Kognitive Dissonanz

Das deutsche Wikipedia definiert kognitive Dissonanz als (sozial-)psychologischen Begriff welcher einen als unangenehm empfundenen Gefühlszustand beschreibt, der dadurch entsteht, dass ein Mensch mehrere Kognitionen hat – Wahrnehmungen, Gedanken, Meinungen, Einstellungen, Wünsche oder Absichten –, die nicht miteinander vereinbar sind.

Der Zustand der kognitiven Dissonanz existiert aber nicht nur im Menschen, sondern auch in Institutionen, Kulturen und Gesellschaften. In Sapiens führt Harari als Beispiel das Rittertum des Mittelalters auf. Einerseits war den Rittern das Christentum wichtig und dieses predigte, die andere Wange hinzuhalten, andererseits aber hielt das Rittertum Tapferkeit in Ehren – der Begriff „Ritterlichkeit“ ist heute noch verständlich. Natürlich war beides ebenso wichtig wie unvereinbar. Diese innere Dissonanz des Rittertum war mit ein Grund für die Kreuzzüge. Auf diesen konnte der Ritter sowohl seine Tapferkeit, als auch seine Gottesfürchtigkeit unter Beweis stellen. Die Kognitive Dissonanz also, welche gewisse Menschen vor innere Herausforderungen stellte, entwickelte sich, da genug Menschen mit derselben Dissonanz zu ringen hatten, zu einem gesellschaftliche-kulturellen Phänomen, welche sich in einem blutigen Kriegszug manifestierte.

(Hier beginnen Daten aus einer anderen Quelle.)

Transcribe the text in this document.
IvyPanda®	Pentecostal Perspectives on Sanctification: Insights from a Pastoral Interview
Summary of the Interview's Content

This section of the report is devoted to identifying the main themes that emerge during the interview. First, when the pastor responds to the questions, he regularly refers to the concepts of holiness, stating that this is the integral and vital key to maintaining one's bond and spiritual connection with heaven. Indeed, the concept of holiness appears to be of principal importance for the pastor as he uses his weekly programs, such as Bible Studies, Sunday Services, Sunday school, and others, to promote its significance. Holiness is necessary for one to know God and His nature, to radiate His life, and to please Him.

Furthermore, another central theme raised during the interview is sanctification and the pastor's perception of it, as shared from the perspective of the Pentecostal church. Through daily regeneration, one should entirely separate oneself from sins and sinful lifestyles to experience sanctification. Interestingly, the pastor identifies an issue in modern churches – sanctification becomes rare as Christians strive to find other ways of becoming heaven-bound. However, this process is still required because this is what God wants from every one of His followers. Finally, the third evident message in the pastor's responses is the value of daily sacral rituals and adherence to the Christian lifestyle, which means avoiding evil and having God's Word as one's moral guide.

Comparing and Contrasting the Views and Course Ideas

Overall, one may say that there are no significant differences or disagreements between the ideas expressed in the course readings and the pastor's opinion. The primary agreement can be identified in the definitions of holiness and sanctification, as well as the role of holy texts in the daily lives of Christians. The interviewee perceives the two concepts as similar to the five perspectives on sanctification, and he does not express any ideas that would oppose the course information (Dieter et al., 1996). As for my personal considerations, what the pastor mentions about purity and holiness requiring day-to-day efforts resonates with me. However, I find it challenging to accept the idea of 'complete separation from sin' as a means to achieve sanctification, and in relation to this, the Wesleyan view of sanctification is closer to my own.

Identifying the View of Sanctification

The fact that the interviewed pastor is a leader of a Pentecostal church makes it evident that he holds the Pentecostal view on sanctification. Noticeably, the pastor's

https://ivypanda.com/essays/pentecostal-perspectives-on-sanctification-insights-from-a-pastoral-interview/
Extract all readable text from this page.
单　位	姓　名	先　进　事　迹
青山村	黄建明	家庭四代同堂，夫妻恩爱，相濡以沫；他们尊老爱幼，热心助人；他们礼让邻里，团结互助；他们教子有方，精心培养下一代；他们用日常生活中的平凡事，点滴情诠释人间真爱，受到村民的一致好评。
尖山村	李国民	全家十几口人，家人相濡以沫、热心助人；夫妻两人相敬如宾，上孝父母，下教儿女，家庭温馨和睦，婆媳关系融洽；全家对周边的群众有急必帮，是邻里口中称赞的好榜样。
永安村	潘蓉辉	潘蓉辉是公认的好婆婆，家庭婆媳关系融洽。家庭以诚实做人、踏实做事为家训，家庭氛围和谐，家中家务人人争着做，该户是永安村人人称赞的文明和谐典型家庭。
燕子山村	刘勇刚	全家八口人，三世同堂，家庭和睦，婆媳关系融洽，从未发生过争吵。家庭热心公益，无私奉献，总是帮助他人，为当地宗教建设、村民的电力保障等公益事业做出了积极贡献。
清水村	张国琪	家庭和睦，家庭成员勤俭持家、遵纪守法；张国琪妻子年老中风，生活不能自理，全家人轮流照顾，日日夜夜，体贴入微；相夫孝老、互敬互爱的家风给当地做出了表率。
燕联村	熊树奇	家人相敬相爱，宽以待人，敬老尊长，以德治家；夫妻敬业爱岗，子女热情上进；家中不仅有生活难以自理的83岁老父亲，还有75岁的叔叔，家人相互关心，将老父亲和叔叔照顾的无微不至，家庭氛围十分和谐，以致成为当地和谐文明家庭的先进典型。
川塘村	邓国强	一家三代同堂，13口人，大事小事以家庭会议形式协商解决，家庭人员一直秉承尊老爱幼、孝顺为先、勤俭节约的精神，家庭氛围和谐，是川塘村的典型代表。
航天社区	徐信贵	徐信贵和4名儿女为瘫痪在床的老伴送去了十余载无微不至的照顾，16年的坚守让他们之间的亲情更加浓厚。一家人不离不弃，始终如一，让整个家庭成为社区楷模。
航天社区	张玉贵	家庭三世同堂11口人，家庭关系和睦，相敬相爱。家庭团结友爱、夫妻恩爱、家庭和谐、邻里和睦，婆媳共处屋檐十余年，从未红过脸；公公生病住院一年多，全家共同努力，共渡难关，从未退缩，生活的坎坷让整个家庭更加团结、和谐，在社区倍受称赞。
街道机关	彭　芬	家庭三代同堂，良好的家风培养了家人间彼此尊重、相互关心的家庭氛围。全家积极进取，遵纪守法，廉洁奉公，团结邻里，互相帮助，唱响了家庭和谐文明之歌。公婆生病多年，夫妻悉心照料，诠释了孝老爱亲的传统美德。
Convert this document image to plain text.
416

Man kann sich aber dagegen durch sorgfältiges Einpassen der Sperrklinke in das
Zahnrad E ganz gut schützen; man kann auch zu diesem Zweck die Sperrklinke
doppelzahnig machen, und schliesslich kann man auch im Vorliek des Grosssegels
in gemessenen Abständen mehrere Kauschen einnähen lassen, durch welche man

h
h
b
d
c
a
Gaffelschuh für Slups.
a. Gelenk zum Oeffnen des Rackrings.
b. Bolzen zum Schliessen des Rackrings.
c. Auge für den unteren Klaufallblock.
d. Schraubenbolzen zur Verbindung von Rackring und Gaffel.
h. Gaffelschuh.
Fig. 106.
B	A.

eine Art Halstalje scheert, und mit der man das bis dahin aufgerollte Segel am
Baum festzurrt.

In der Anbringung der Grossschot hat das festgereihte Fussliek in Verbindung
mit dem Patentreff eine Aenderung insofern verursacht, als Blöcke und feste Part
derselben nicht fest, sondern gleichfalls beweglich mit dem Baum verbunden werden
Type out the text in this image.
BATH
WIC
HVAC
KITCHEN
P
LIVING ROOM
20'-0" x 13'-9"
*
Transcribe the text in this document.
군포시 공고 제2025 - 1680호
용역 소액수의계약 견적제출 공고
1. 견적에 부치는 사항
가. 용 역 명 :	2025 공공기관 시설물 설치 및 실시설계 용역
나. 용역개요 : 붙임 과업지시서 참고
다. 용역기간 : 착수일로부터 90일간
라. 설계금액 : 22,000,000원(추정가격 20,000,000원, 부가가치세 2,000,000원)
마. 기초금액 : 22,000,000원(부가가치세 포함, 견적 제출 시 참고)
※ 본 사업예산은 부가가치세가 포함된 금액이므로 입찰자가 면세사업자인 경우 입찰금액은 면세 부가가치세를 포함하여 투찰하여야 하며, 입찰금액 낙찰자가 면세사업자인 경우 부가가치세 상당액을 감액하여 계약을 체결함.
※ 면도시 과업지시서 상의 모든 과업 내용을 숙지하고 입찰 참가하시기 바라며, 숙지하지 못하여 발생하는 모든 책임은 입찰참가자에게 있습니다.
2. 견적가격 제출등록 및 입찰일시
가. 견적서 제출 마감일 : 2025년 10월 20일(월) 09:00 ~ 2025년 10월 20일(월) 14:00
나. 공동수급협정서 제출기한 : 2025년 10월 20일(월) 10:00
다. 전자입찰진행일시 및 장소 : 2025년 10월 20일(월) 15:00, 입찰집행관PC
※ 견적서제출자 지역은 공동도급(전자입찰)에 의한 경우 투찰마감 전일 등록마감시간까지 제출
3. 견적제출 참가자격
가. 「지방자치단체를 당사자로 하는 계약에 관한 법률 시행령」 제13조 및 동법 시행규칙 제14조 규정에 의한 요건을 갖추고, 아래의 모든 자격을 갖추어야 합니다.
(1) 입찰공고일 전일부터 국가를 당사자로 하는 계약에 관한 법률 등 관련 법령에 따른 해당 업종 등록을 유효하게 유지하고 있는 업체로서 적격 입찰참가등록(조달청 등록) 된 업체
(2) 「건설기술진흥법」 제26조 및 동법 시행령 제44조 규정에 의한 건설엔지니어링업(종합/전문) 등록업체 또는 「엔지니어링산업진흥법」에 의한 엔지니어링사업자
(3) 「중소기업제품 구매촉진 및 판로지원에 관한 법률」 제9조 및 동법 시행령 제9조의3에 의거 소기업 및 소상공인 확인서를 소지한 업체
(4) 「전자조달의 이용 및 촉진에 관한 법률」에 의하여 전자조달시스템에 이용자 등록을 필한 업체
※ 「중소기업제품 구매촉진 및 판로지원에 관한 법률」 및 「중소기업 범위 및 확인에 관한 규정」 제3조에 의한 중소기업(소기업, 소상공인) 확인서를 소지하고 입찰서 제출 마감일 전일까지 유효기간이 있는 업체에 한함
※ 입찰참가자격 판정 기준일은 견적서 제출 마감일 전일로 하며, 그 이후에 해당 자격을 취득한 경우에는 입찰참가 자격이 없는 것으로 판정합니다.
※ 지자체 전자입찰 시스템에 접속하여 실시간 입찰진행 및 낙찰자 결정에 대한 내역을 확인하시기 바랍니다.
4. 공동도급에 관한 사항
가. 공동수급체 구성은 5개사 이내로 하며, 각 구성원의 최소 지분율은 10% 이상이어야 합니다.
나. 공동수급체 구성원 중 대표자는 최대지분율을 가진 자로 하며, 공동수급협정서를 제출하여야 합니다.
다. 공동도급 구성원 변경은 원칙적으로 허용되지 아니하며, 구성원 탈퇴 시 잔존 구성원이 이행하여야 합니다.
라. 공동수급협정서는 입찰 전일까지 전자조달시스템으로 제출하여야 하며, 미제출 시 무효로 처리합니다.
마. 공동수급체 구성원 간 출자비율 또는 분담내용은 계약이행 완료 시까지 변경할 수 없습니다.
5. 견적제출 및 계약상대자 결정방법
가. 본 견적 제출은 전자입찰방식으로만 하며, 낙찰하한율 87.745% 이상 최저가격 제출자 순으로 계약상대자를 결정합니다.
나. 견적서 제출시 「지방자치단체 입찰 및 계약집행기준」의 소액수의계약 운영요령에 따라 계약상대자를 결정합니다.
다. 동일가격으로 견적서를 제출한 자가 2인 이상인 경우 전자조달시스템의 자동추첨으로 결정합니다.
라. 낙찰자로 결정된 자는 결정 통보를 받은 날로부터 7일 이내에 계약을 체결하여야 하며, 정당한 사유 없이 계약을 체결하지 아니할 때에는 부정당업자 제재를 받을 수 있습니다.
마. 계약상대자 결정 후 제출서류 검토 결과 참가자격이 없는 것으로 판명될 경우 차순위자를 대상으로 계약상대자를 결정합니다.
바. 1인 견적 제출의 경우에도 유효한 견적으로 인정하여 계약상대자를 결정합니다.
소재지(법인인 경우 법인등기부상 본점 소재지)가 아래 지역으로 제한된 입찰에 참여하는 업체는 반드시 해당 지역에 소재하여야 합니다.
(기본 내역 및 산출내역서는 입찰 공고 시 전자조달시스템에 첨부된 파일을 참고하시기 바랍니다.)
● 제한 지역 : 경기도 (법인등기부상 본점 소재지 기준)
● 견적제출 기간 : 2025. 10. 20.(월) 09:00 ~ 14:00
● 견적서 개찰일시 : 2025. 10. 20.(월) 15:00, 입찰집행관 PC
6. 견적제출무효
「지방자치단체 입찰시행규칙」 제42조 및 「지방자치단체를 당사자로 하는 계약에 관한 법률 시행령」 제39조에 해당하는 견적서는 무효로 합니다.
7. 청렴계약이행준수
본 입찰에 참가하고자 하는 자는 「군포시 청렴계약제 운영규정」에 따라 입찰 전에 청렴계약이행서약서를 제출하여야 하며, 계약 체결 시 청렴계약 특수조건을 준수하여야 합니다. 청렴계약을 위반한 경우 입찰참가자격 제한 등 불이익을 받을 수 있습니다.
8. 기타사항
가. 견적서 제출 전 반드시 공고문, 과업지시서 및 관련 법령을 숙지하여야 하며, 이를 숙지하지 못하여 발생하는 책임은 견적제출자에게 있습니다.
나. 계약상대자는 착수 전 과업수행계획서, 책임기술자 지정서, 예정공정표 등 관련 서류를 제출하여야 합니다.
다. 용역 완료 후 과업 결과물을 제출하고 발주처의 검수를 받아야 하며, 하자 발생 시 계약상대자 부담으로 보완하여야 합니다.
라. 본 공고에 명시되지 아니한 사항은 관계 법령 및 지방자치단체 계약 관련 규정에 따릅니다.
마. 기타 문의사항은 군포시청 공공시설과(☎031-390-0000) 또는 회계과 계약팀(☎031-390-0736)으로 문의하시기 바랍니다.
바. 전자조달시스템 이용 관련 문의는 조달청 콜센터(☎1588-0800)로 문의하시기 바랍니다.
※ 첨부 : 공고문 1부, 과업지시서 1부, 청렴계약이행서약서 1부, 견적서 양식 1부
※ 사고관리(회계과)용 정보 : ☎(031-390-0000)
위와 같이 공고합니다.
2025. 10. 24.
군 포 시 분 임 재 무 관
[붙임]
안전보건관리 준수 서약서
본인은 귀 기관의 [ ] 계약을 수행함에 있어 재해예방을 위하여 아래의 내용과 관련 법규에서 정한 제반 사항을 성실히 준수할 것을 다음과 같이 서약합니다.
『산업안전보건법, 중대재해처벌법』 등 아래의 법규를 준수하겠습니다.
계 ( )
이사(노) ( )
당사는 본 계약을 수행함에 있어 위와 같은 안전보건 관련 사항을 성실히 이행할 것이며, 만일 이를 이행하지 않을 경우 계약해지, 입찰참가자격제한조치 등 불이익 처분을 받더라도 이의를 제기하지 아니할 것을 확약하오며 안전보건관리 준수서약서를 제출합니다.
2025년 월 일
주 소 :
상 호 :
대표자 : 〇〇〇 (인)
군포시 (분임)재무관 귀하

Das Konzept der kognitiven Dissonanz scheint mir ein nützliches Werkzeug zu sein, um sowohl sich selbst als auch andere Menschen und gesellschaftliche Phänomene überhaupt zu analysieren. Hinter manchem konfliktären Verhalten steckt kognitive Dissonanz. Diese zu erkennen, kann einem helfen, sich dem Konflikt gegenüber richtig zu verhalten, sei es ein innerer, ein zwischenmenschlicher oder ein kulturell-politisch-gesellschaftlicher Konflikt.

Im Persönlichen wird kognitive Dissonanz oft nicht als solcher erkannt, sondern als eigene Schwäche interpretiert. So geißelte sich der Mönch, wenn er dem Fleische erlag. Es gilt aber zu erkennen, dass es im Leben die eine Wahrheit und den einen Weg nicht gibt, und dass es innere Dissonanzen ein nützlicher Wegweise sind.

Wer mit einem anderen in Konflikt gerät, tut gut daran, sich die Frage nach der kognitiven Dissonanz im Gegner zu stellen. Man kann den Gegner so durchschauen und ihm entsprechend gegenübertreten. Natürlich sollte man auch seine eigenen Dissonanzen untersuchen – vielleicht stellt man ja fest, dass kein Angriff nötig ist, sondern nur ein Anpassung des eigenen inneren Konflikts.

Drittens empfiehlt es sich auch, bei gesellschaftlichen Phänomenen die kognitive Dissonanz zu suchen. So kann man manches, dass einem „wütend macht“ in ein anderes Licht rücken und sich entsprechend anders verhalten.